How to become a data scientist
There’s a lot of focus on data science as of late, and along with it comes the pressing question – how does one go about becoming a data scientist?
We believe that it is really dependent on where you are now and what you really want to perform as a data scientist.
Nonetheless, DataCamp posted an infographic that detailed 8 simple steps to becoming a data scientist. In this blog post by AICorespot, we want to highlight and review DataCamp’s infographic.
What is a Data Scientist?
Prior to defining the stages to becoming a data scientist, the graphic defines what a data scientist is leveraging three critical resources:
- Drew Conway’s data science venn diagram that brings together hacking skills, mathematics, and statistical know-how and substantive expertise.
- A graph displaying the survey outcomes on the question of education level, not unlike the graph in O’Reilly’s Analyzing the Analyzers.
- Josh Wills’ quote on what is a data scientist.
Become a Data Scientist
From the infographic, the eight stages to becoming a data scientist are:
1] Get good at statistics, mathematics, and machine learning. Enroll in online courses.
2] Learn to code. Computer Science, development, and a language.
3] Understand databases. Data variants, technologies that record them, and strategies to retrieve data.
4] Master data munging, visualization and reporting. Tools.
5] Level up with big data. Bigger tools such as Hadoop, mapreduce and spark.
6] Obtain experience, practice and meet fellow data scientists. Contests, pet project and developing an intuition.
7] Internship, bootcamp, or get a job
8] Follow and engage with the community
At first look, the graphic indicates that conventional mantra of become a math and programming genius prior to even looking at data or algorithms, a strategy we believe is wrong.
At closer inspection, the graphic is indicating a path of familiarization from stages 1-5. It provides suggestions to take courses and get up to speed with the language of data science and data.
Then stages 6-7 are about actually working problems and cultivating skills and abilities prior to topping out and following the community in step 8.
From this more nuanced viewpoint, it’s an amazing graphic.
We would go one step further.
We would provide the suggestion that stages 1-5 be reduced further to a single step that furnished a crash course of terms and themes across these spheres. We would provide the suggestion of getting to a point of working a dataset leveraging a tool as quickly as possible. Working through this procedure and working problem after problem will illustrate the requirement and furnish the context for those foundational topics that can be learned and weaved in just-in-time.
A segmented linear decomposition is ideal for course design and infographics, but not best for learning and obtaining outcomes. We believe the modules or steps should be integrated.

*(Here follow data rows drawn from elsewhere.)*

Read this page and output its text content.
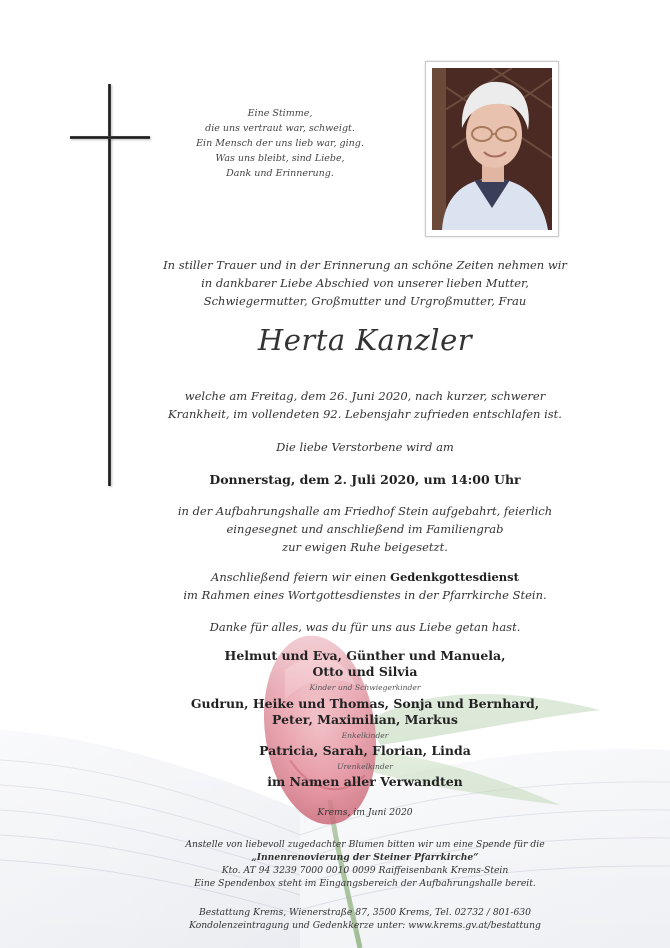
Eine Stimme,
die uns vertraut war, schweigt.
Ein Mensch der uns lieb war, ging.
Was uns bleibt, sind Liebe,
Dank und Erinnerung.
In stiller Trauer und in der Erinnerung an schöne Zeiten nehmen wir
in dankbarer Liebe Abschied von unserer lieben Mutter,
Schwiegermutter, Großmutter und Urgroßmutter, Frau
Herta Kanzler
welche am Freitag, dem 26. Juni 2020, nach kurzer, schwerer
Krankheit, im vollendeten 92. Lebensjahr zufrieden entschlafen ist.
Die liebe Verstorbene wird am
Donnerstag, dem 2. Juli 2020, um 14:00 Uhr
in der Aufbahrungshalle am Friedhof Stein aufgebahrt, feierlich
eingesegnet und anschließend im Familiengrab
zur ewigen Ruhe beigesetzt.
Anschließend feiern wir einen Gedenkgottesdienst
im Rahmen eines Wortgottesdienstes in der Pfarrkirche Stein.
Danke für alles, was du für uns aus Liebe getan hast.
Helmut und Eva, Günther und Manuela,
Otto und Silvia
Kinder und Schwiegerkinder
Gudrun, Heike und Thomas, Sonja und Bernhard,
Peter, Maximilian, Markus
Enkelkinder
Patricia, Sarah, Florian, Linda
Urenkelkinder
im Namen aller Verwandten
Krems, im Juni 2020
Anstelle von liebevoll zugedachter Blumen bitten wir um eine Spende für die
„Innenrenovierung der Steiner Pfarrkirche“
Kto. AT 94 3239 7000 0010 0099 Raiffeisenbank Krems-Stein
Eine Spendenbox steht im Eingangsbereich der Aufbahrungshalle bereit.
Bestattung Krems, Wienerstraße 87, 3500 Krems, Tel. 02732 / 801-630
Kondolenzeintragung und Gedenkkerze unter: www.krems.gv.at/bestattung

Researching and studying computer science can make you a solid computer scientist (for whomever requires whatever that is) and a more well-rounded engineer, but to be an amazing programmer, you require to practice programming.
We believe the same is applicable to working data problems. To get really good at working problems end-to-end, you are required to concentrate on and practice this procedure and learn relevant theory in the context of this procedure. It will function as a great knife, cutting scope that what is needed and relevant, rather than all that happens to be in the courses and the textbooks.
So how do you become a data scientist? Work on a ton of data problems. Keep working on them until its perfect.